Wright, however, said the ban on instruction about homosexuality in his bill would apply only in sex ed classes and not such classes as government or literature. He said there's no reason to talk about homosexuality during sex education classes.
"That has nothing to do with health," Wright said. "Homosexuality does not relate to sexuality. It's a whole different thing."
But Equality Utah's Balken and others worry that teachers will avoid talking about homosexuality at any time out of fear they may be violating the law something that could affect gay teens who are at high risk of being bullied, she said.
"Unfortunately, most teachers don't have the luxury of time to be assessing and understanding the nuance of statute, and unfortunately, I think what will happen on the ground is teachers will simply avoid the conversation," Balken said.
Wojtech said it's unclear to him from reading the bill whether teachers would be prohibited from mentioning homosexuality even during a separate health unit on communicable diseases. He said he's not sure how a teacher can talk about the spread of diseases such as HIV and AIDS without mentioning homosexuality, as that's just one of the high risk groups for those diseases.
Wright, however, said it would be OK to mention homosexuality in that context, such as to say homosexuals contract "a high rate of disease."
"I can write the curriculum really simply," Wright said. "If you're homosexual you have a high degree of [contracting] some STD. What else do you need to know?
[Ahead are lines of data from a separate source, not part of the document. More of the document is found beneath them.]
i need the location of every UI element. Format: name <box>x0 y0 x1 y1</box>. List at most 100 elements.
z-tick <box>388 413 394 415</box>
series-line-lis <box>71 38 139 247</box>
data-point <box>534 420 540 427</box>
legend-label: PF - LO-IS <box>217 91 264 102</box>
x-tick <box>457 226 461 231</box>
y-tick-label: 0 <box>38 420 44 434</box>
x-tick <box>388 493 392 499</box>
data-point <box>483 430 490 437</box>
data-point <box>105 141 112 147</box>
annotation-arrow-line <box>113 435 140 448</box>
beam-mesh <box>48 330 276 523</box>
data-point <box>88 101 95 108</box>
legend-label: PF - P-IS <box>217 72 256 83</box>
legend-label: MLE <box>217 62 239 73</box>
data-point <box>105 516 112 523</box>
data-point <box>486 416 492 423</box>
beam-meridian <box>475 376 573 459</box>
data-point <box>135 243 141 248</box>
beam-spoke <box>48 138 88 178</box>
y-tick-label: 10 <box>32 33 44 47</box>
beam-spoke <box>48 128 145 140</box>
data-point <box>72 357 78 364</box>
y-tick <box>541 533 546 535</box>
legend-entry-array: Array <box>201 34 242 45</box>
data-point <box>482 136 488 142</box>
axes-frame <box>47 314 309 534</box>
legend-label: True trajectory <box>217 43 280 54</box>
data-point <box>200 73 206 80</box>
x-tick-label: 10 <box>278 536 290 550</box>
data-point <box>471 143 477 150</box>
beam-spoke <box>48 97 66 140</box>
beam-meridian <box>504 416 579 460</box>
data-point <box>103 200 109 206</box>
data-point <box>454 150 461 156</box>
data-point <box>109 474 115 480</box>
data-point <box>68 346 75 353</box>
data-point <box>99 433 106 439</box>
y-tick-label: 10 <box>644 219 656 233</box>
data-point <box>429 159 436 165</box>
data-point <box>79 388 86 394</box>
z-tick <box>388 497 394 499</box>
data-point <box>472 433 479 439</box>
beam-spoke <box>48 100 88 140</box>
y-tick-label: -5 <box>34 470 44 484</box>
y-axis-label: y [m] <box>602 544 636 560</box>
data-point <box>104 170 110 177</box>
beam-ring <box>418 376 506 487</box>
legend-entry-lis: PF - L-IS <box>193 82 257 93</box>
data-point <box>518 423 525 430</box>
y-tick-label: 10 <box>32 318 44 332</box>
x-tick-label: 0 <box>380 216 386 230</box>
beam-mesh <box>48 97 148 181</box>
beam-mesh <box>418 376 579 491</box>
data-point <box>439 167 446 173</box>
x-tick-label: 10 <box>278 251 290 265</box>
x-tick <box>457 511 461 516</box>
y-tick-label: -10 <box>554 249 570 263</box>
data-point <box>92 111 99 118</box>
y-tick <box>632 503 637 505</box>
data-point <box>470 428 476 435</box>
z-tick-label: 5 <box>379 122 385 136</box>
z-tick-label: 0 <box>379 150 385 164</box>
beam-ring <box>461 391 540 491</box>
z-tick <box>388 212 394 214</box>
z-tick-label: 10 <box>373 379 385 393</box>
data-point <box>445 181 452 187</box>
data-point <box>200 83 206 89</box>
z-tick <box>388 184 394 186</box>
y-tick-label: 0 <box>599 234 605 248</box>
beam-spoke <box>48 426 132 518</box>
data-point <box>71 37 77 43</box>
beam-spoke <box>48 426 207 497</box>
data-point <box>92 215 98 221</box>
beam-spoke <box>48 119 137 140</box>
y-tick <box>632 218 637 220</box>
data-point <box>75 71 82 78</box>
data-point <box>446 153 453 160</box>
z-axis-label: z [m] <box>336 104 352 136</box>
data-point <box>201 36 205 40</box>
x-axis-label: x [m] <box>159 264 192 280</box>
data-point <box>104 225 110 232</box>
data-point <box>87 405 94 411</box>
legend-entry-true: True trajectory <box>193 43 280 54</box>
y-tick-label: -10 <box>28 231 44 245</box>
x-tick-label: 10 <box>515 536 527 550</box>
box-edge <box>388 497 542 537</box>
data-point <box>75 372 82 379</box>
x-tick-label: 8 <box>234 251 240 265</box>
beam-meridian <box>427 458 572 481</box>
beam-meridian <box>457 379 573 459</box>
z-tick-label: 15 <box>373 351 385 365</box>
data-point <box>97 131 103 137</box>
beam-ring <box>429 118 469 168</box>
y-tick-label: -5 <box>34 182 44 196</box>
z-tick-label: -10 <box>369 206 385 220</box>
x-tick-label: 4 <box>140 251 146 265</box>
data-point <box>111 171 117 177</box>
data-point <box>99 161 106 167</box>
What else do I need to teach?"
Balken, however, said it would make more sense to give teens preventive information than to try to scare them.
"I think that it's unfortunate, and it doesn't serve our community when we rely upon stereotypes that gay and transgender people are more likely to be susceptible to sexually transmitted infections or that gay and transgender people are more likely to be promiscuous," Balken said. "I think it's critically important our teens and obviously our adults have access to accurate, factually based information when we're talking about health and science."
Who will ultimately decide exactly what is taught in sex education courses? • As with most education laws, it would be up to the state school board to write a rule outlining the specifics of how schools should implement the bill, Wojtech said.
He said a committee composed of parents, legislators, teachers, district level health specialists and representatives from the Utah Department of Health would work to write the rule to reflect the bill if it became law. That rule would then go before the state school board for members' input and approval.
Rally planned for Wednesday
The Alliance for a Better UTAH, a nonprofit, progressive group, is organizing a rally for Wednesday to urge Gov. Gary Herbert to veto HB363. The bill would allow school districts to drop sex education and require those that keep the classes to teach abstinence-only. The rally will be held at the Utah Capitol at 5 p.m. in the Capitol rotunda. The group also plans to deliver to the Governor's Office before the rally a print-out of an online petition also urging him to veto the bill.